The Client Needs Program, a small but critical solution for some clients, is also heavily supported by volunteers. For example, the Social Work Department will identify items that a client needs like a microwave or small refrigerator. These can be tricky things to send in the mail, so the Volunteer Department finds volunteers that can deliver the item. In years past, volunteers would also sometimes install the item, which is something MOWSF hopes to bring back once things are safer.
An opportunity for larger groups—like companies and organizations—to help out with prior to the pandemic was the distribution of Emergency Kits. These emergency supplies containing shelf-stable food and other safety items, come packaged in a brightly colored drawstring backpack. Volunteers delivered these throughout the year to nearly 3,000 older adults who receive Meals on Wheels. During the pandemic, drivers and staff have taken on this program to ensure all are safe.
Working with larger organizations gives the volunteer department the chance to open up conversations within the community about food insecurity and isolation issues many seniors in the community experience.
“It gives us an opportunity to talk about what we do at Meals on Wheels and the larger context in the space in which we operate,” said Kathy.
Last, but not least, a simple way for people to lend a hand from home is by crafting a handwritten note. Cards can help lift someone’s spirits when isolated and alone. Every year since 1970, our volunteers have made and distributed hand-made cards. In 2021, they made a record 20,000 cards!
You can’t talk about the volunteer program at Meals on Wheels San Francisco without talking about Thanksgiving, one of the organization’s most significant community events.

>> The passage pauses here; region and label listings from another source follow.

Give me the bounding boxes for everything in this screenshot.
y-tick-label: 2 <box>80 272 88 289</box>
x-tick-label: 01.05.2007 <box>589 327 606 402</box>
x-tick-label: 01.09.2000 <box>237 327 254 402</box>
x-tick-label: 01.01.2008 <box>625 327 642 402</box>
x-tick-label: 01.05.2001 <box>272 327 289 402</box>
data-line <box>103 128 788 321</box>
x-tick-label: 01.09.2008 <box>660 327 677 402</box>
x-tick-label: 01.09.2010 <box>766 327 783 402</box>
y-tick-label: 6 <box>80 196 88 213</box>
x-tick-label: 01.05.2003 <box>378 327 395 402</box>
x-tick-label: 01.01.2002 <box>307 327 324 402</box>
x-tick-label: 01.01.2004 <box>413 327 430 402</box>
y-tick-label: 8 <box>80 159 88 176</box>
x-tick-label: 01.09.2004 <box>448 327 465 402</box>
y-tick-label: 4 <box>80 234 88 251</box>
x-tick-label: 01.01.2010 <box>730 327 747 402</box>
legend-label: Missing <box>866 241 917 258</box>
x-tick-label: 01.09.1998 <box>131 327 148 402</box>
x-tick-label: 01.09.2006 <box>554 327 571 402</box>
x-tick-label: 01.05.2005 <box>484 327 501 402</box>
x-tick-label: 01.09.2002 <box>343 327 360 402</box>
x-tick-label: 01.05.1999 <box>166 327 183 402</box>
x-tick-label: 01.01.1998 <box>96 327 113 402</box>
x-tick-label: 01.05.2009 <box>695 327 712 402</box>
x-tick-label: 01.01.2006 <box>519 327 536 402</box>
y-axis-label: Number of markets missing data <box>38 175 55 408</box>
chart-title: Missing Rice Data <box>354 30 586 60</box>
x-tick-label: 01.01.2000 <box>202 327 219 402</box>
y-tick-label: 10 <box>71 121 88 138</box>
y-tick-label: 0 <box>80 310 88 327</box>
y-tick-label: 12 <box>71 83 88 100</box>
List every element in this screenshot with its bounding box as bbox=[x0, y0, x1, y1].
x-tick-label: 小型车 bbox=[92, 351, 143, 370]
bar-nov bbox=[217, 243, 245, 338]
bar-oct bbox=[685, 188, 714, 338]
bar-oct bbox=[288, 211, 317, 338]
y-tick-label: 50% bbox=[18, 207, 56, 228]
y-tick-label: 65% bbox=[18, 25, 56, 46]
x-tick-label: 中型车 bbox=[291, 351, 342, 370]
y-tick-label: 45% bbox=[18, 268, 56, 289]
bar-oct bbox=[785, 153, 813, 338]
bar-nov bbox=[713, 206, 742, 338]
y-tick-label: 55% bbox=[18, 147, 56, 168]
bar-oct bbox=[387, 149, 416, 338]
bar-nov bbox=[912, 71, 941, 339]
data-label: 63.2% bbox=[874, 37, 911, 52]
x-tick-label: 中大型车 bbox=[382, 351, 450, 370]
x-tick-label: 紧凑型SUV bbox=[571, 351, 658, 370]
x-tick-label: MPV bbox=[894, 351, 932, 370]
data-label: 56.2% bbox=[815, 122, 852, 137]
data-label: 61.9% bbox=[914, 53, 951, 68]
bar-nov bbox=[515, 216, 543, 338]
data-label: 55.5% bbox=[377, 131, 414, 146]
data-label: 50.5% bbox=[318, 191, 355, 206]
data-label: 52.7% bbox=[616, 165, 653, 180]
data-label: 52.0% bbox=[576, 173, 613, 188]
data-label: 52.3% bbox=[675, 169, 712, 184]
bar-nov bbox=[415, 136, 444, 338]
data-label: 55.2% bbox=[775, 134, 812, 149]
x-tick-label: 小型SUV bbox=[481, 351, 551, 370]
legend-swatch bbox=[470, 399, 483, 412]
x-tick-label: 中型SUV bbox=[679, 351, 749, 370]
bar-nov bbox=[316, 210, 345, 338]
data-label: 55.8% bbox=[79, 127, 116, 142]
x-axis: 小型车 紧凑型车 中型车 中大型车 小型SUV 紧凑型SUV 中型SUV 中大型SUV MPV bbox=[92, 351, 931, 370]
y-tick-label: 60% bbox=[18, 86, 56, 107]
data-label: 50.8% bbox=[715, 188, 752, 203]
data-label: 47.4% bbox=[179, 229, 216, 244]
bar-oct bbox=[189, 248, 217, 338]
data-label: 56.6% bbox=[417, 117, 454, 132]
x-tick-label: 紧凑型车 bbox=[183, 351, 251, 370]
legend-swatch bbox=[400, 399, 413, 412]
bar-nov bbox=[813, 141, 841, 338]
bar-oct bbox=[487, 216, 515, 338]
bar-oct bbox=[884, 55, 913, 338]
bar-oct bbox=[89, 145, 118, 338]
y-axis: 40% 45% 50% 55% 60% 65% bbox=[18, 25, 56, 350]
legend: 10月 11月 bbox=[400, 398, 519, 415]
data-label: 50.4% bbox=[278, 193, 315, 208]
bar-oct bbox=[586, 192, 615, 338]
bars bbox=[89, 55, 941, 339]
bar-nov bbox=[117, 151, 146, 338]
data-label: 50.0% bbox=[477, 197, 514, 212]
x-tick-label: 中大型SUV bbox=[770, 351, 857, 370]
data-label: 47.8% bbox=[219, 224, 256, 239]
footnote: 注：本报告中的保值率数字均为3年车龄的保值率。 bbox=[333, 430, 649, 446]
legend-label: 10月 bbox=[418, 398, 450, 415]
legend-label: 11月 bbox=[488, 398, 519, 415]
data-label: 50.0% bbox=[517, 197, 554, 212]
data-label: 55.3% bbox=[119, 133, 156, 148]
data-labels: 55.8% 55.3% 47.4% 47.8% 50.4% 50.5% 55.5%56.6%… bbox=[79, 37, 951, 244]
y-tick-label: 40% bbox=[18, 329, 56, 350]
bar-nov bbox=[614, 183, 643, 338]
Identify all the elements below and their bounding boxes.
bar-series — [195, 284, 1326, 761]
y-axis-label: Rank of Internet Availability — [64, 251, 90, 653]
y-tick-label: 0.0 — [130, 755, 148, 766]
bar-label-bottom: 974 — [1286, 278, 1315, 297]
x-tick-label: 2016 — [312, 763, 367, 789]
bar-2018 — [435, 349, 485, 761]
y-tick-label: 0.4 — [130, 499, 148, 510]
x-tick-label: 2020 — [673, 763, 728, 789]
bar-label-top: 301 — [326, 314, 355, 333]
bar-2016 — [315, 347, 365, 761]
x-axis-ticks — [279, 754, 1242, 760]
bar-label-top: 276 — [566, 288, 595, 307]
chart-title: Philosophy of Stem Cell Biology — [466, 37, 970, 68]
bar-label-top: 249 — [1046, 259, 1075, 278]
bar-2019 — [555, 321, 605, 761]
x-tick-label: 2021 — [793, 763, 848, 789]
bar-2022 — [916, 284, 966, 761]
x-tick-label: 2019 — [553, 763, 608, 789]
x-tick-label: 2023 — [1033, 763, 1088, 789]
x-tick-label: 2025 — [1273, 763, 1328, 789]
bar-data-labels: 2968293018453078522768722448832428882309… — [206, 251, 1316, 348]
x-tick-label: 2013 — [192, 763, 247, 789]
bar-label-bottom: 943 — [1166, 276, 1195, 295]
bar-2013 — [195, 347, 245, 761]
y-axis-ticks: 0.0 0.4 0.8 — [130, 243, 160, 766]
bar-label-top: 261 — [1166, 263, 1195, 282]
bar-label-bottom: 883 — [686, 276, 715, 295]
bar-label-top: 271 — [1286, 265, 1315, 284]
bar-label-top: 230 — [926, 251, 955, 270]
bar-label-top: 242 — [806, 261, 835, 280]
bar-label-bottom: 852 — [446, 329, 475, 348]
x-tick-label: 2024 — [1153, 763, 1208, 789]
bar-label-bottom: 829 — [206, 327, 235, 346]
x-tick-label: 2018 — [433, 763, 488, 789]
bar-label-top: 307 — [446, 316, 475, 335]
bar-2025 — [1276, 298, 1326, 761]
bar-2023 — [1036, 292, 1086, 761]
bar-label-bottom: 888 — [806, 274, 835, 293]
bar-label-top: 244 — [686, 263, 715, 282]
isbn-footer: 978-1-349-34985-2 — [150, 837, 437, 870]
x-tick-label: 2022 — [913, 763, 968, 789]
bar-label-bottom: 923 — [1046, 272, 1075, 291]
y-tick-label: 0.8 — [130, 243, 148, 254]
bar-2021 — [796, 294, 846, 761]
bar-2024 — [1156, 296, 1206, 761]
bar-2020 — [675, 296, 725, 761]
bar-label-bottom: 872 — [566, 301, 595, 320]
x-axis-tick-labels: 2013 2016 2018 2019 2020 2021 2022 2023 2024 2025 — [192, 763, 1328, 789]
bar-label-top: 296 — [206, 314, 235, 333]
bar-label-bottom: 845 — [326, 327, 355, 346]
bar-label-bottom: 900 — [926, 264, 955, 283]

Pre-pandemic, almost 1,000 people would come on Thanksgiving morning to get meals out to the older adult community. The past two pandemic Thanksgivings have been a challenge and the beloved event had to be pulled back for safety concerns.
Instead, for safety, our staff drivers ensured the Thanksgiving meals were delivered during that week. Volunteers did play an important role during the holiday in 2020. Meals on Wheels set up a makeshift phone bank where volunteers called senior meal recipients on Thanksgiving morning to wish them well.
Volunteers on Thanksgiving come from many walks of life and not just from San Francisco. Robin Worrall, lives in the UK and works with a tech company in the Bay Area. He flies to the US periodically for work. One of these trips coincided with Thanksgiving, and he found himself stateside, not knowing that everyone closed shop on a Thursday to consume turkey, be grateful and hang out with friends and family!
Instead of allowing boredom to set-in while in his hotel room, he looked for a volunteer opportunity for the day. He emailed Kathy at Meals on Wheels San Francisco, who eagerly signed him up.
“I still remember to this day,” Robin said, “Kathy striding up to me out of a sea of volunteers—guys dressed as turkeys, cars, kids and cool bags—and pulling me physically and emotionally into the family of Meals on Wheels San Francisco with the warmest of hugs. How she picked me out of the crowd, I will never know—maybe I had a sign hovering over my head saying, ‘Lonesome Brit?'”
He has been a volunteer ever since, often flying in from the UK.